NHTSA in 2016 updated an investigation into more than 8 million airbag inflators made by ARC after a driver was killed in Canada in a Hyundai vehicle and investigated for more than seven years.

NHTSA initially opened an investigation in July 2015 following two reported injuries.

NHTSA reported through January 2018, 67 million driver and passenger front airbag inflators. Delphi, acquired by Autoliv, produced approximately 11 million inflators under a licensing agreement with ARC, which produced the rest of the inflators.

ARC noted that there have been several test programs of inflators collected from wrecked or other vehicles, but not a single failure has occurred during these tests.

The 67 million inflators were produced for the US market on multiple production lines at several plants and used by 12 vehicle manufacturers in dozens of models. “None of these manufacturers have concluded that there is a systemic defect in this large population,” ARC said.

NHTSA said ARC in January 2018 completed installing devices on inflator production lines used to detect excessive welding slag or other debris. NHTSA said it was unaware of any problems in ARC inflators manufactured since. ARC said welding slag has not been confirmed as the root cause of the breakages.

NHTSA has investigated airbag inflator failures for over 15 years.
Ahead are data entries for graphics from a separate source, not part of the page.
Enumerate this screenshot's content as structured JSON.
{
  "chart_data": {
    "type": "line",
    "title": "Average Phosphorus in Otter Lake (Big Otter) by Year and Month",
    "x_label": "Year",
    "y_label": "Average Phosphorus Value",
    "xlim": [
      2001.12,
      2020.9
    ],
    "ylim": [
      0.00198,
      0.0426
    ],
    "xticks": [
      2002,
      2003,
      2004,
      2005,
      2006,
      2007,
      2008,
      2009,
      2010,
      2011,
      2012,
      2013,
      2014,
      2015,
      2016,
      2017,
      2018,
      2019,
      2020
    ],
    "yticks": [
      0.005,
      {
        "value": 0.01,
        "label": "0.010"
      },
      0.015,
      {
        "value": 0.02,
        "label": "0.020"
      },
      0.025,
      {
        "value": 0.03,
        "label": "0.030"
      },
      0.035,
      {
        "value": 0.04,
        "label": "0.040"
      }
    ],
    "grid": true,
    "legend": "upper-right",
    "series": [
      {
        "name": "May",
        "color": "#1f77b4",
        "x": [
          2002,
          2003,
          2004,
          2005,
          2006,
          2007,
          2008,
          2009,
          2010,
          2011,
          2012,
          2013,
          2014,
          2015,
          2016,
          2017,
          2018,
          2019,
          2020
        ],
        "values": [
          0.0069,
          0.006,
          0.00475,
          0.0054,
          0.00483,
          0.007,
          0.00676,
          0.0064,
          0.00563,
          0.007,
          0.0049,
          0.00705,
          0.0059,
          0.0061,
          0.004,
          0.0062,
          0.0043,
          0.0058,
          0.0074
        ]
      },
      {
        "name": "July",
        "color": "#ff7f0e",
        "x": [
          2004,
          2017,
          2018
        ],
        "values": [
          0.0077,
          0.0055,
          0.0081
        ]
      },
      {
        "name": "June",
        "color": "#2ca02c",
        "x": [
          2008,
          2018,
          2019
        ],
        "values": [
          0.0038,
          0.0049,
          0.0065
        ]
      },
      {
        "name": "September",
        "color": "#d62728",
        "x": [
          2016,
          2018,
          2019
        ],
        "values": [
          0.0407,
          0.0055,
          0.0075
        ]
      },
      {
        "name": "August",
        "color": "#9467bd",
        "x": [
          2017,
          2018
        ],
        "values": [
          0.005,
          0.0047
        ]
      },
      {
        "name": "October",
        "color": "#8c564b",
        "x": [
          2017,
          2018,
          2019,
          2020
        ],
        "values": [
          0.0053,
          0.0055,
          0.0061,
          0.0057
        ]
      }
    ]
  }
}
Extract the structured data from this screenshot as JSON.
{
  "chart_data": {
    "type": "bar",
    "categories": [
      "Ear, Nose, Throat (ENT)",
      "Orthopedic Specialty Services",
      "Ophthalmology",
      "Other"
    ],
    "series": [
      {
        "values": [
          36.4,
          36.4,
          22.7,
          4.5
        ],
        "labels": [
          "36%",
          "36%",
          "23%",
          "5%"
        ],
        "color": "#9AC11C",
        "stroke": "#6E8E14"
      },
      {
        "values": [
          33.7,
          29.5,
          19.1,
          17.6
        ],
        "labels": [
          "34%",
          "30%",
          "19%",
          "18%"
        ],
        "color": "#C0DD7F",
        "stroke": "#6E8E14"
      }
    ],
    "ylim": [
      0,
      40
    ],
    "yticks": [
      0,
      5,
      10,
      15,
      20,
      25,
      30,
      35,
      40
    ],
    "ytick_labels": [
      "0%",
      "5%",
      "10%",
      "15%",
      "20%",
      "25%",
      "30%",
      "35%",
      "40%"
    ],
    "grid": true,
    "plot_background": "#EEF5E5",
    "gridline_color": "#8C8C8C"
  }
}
In the last decade, more than 67 million Takata the airbag inflators have been remembered in the United States and more than 100 million worldwide, the largest automotive safety recall in history.

More than 30 deaths worldwide – including 24 deaths in the United States – and hundreds injured in vehicles of various automakers since 2009 are linked to Takata airbag inflators that can explode, releasing metal shrapnel inside cars And truck. The last death was in July 2022 in a Chrysler 300 from 2010one of three Stellantis deaths in a seven-month period.